Peace Now can point to notable successes. Unlike most movements on the left, it did not wallow in arguments on minute points of doctrine. Instead, it began as a coalition of everyone who agreed that Israel should be willing to give up land taken in 1967 in exchange for peace. Laborites who still supported the Allon Plan could back the movement, along with believers in a two-state solution based on the 1967 lines – though very few of those were willing to speak their views publicly in 1978. Peace Now’s moderate coalition arguably helped create the public backing for the deal with Egypt, and later the Oslo Accords. And over those 30 years, it has helped an essential shift in Israeli public opinion. A two-state solution is no longer a radical idea.
Yet 270,000 Israelis are now living in the West Bank, not counting East Jerusalem. Ehud Olmert, former believer in the Whole Land of Israel, now believes in giving up land as long as he doesn’t have to confront settlers or even members of his own coalition who would like to keep building in Givat Ze’ev. Of the reasons that Palestinians don’t trust Israelis, the ineluctable spread of the settlements is surely central. Peace Now helped make a division of the land into conventional wisdom, while the settlers and their backers in government made division of the land more difficult every day.

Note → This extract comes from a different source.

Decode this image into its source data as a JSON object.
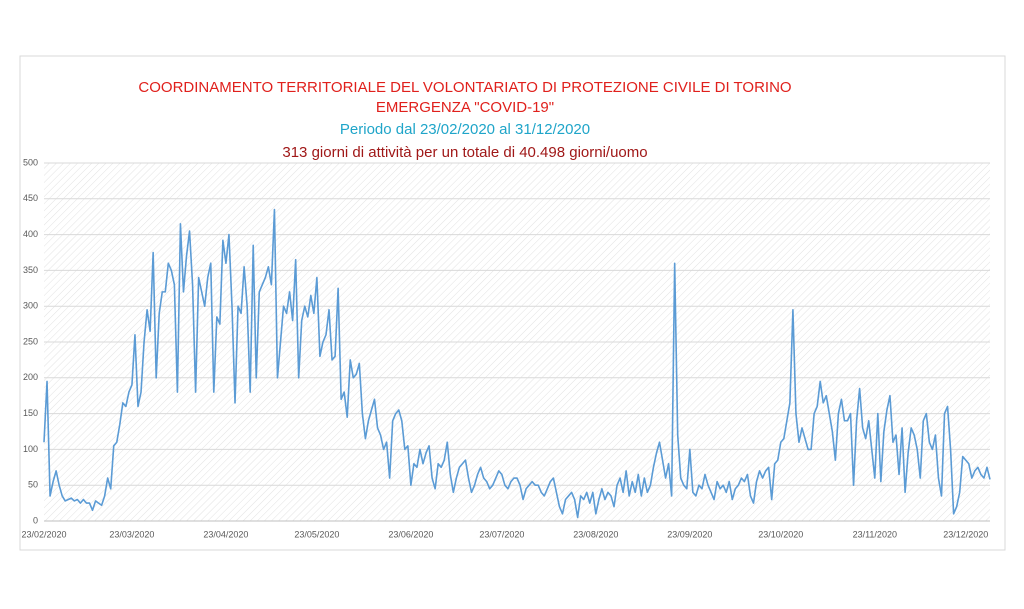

I could list many reasons that Peace Now has not gotten further. This failure has many fathers – Israelis, Palestinians and others. But an essential imbalance, as demonstrated that day at Brakhah, is a major factor. Settlers “created facts” – they expressed their views by staying on the hilltops, looking down on Palestinians in every meaning of the words. Their opponents spoke and demonstrated and went home. Even if they believed as passionately in their cause, their homes in Tel Aviv and Jerusalem were not statements in the same way. Vice Premier Haim Ramon has admitted that all of Ofrah, the first Gush Emunim settlement on the mountain ridge north of Jerusalem, stands on private Palestinian land. Ofrah was established with the connivance of Shimon Peres, then defense minister. Ramon, who made the admission, has done nothing to remove illegal outposts. The pattern of government connivance and active support for lawbreaking continues. The “Zionists” of the hilltops have blurred the borders and the laws of Israel. In the name of the land, they have taken apart the state – with the state’s willing help. Inside the cabinet as well, supporters of settlement acted, often illegally, while their opponents spoke.
I am not suggesting that Peace Now should have ignored laws in the way that the settlers did, or turned to violent confrontation. But democratic protest is at a disadvantage against a revolutionary movement that undermines the state in the name of patriotism. The playing field has never been even.